Unfortunately I am not well versed in telemedicine in general. We look at our use of the technology as more tele-assist or tele-observation then delivering telemedicine. Based on my limited understanding, most telemedicine is used as a means of remote patient interaction – diagnosis, consultation, checkup, etc, rather than actually delivering a medical intervention.

Q: Are there age limitations to have this type of procedure?[Vicki Hitchcock]

No, albeit prostate disease is usually one of older men (age 55 and above). That said, there is no clinical determinate for age limitation on the use of focused ultrasound for the treatment of disease.

Q: What is the progress so far with resolving the issues with the low bandwidth for overseas market?[Sarder Sohel Ahmed]

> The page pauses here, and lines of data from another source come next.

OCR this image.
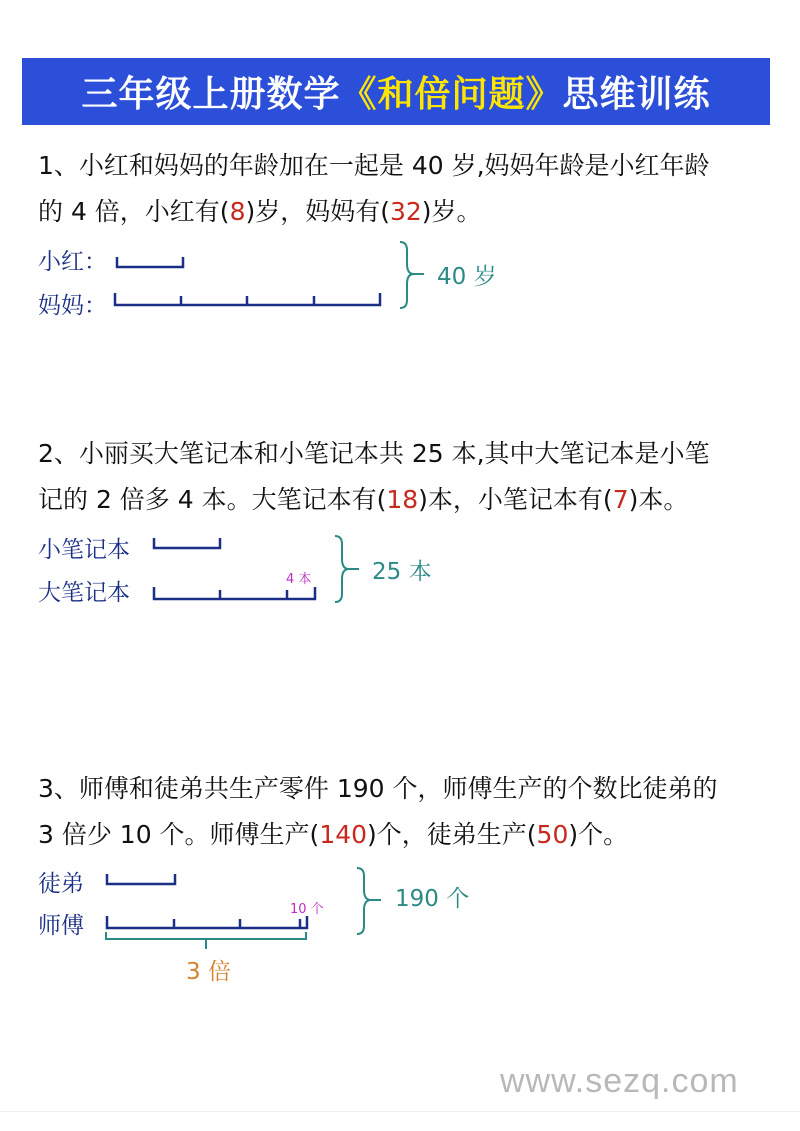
三年级上册数学 《和倍问题》 思维训练
1、小红和妈妈的年龄加在一起是 40 岁,妈妈年龄是小红年龄
的 4 倍，小红有(8)岁，妈妈有(32)岁。
小红：
妈妈：
40 岁
2、小丽买大笔记本和小笔记本共 25 本,其中大笔记本是小笔
记的 2 倍多 4 本。大笔记本有(18)本，小笔记本有(7)本。
小笔记本
大笔记本
4 本	25 本
3、师傅和徒弟共生产零件 190 个，师傅生产的个数比徒弟的
3 倍少 10 个。师傅生产(140)个，徒弟生产(50)个。
徒弟
师傅
10 个
3 倍
190 个
www.sezq.com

Not sure I understand the basis for the question as most of the overseas market in which we operate have a greater bandwidth than we do. We use SonaLink to connect doctors in Europe with our users in the U.S. since Europe has more experience with our technology than do doctors in the U.S. We also have provided remote support through SonaLink for treatments in Turkey, Israel, Mexico, and South America.

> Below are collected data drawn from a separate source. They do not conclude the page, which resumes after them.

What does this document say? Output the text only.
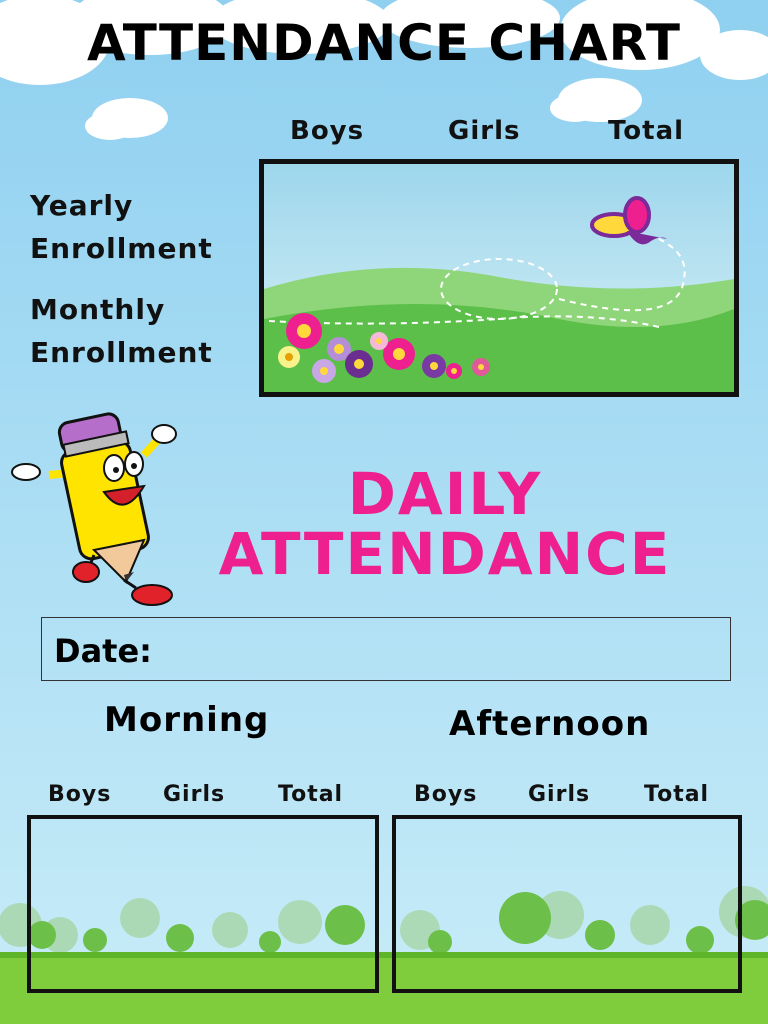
ATTENDANCE CHART
Boys	Girls	Total
Yearly
Enrollment
Monthly
Enrollment
DAILY
ATTENDANCE
Date:
Morning	Afternoon
Boys Girls Total	Boys Girls Total
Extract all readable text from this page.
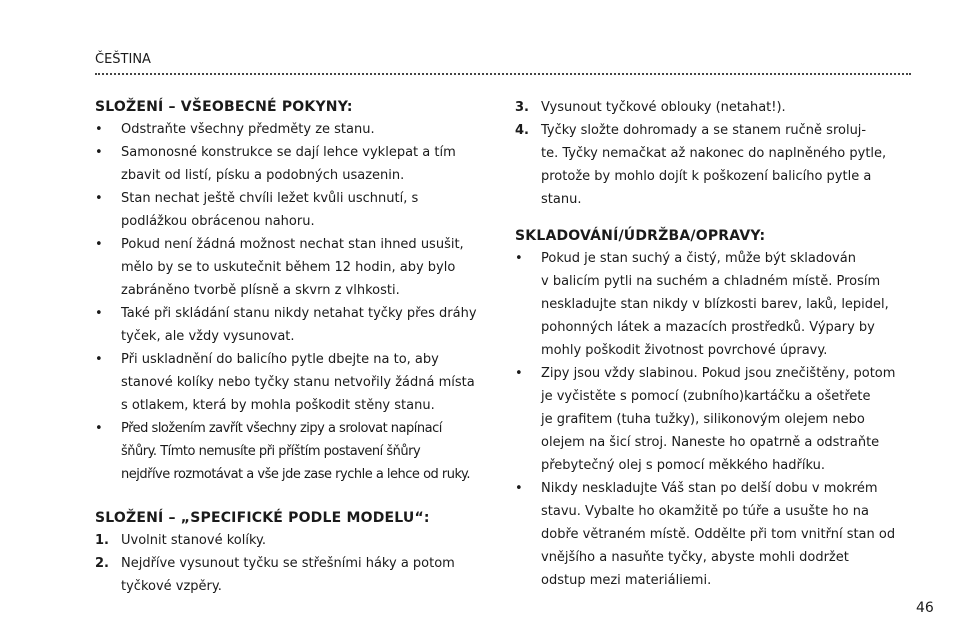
ČEŠTINA
SLOŽENÍ – VŠEOBECNÉ POKYNY:
• Odstraňte všechny předměty ze stanu.
• Samonosné konstrukce se dají lehce vyklepat a tím
zbavit od listí, písku a podobných usazenin.
• Stan nechat ještě chvíli ležet kvůli uschnutí, s
podlážkou obrácenou nahoru.
• Pokud není žádná možnost nechat stan ihned usušit,
mělo by se to uskutečnit během 12 hodin, aby bylo
zabráněno tvorbě plísně a skvrn z vlhkosti.
• Také při skládání stanu nikdy netahat tyčky přes dráhy
tyček, ale vždy vysunovat.
• Při uskladnění do balicího pytle dbejte na to, aby
stanové kolíky nebo tyčky stanu netvořily žádná místa
s otlakem, která by mohla poškodit stěny stanu.
• Před složením zavřít všechny zipy a srolovat napínací
šňůry. Tímto nemusíte při příštím postavení šňůry
nejdříve rozmotávat a vše jde zase rychle a lehce od ruky.
SLOŽENÍ – „SPECIFICKÉ PODLE MODELU“:
1. Uvolnit stanové kolíky.
2. Nejdříve vysunout tyčku se střešními háky a potom
tyčkové vzpěry.
3. Vysunout tyčkové oblouky (netahat!).
4. Tyčky složte dohromady a se stanem ručně sroluj-
te. Tyčky nemačkat až nakonec do naplněného pytle,
protože by mohlo dojít k poškození balicího pytle a
stanu.
SKLADOVÁNÍ/ÚDRŽBA/OPRAVY:
• Pokud je stan suchý a čistý, může být skladován
v balicím pytli na suchém a chladném místě. Prosím
neskladujte stan nikdy v blízkosti barev, laků, lepidel,
pohonných látek a mazacích prostředků. Výpary by
mohly poškodit životnost povrchové úpravy.
• Zipy jsou vždy slabinou. Pokud jsou znečištěny, potom
je vyčistěte s pomocí (zubního)kartáčku a ošetřete
je grafitem (tuha tužky), silikonovým olejem nebo
olejem na šicí stroj. Naneste ho opatrně a odstraňte
přebytečný olej s pomocí měkkého hadříku.
• Nikdy neskladujte Váš stan po delší dobu v mokrém
stavu. Vybalte ho okamžitě po túře a usušte ho na
dobře větraném místě. Oddělte při tom vnitřní stan od
vnějšího a nasuňte tyčky, abyste mohli dodržet
odstup mezi materiáliemi.
46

Get more expertise on telehealth regulations, physician adoption, and more from our telehealth video podcasts or see talks from Univ. of Calif. Health, DaVita, Microsoft, Dell from our 2017 Telehealth Failures & Success Conference.

About the Speaker:

Mark Carol SonaCare CEO

Mark Carol, M.D.  is the Chief Executive Officer & President of SonaCare Medical. Dr. Mark Carol is a neurosurgeon with over 30 years’ experience in the medical device and health care services arenas in publicly traded and privately held companies. Widely viewed as the “father of IMRT” and a household name in Radiation Oncology, he has a proven track record of taking nascent disruptive technology, in multiple disparate fields, from conceptualization through commercialization.

He was the founder and CEO of NOMOS Corporation, the “first mover” in the development of 3 paradigm shifting technologies in radiation oncology, intensity modulated radiation therapy, inverse treatment planning and image-guided therapy. He was also the CMO of Xoft, Inc., and Alliance Oncology, where he developed clinical program strategies for miniature x-ray sources used to deliver therapeutic ionizing radiation (Xoft), and developed novel oncology treatments sites through JV or direct ownership (Alliance). Dr. Carol held development & consulting Medical Director positions with large NYSE and NASDAQ companies, such as Varian Medical Systems, Accuray Incorporated and Siemens Oncology.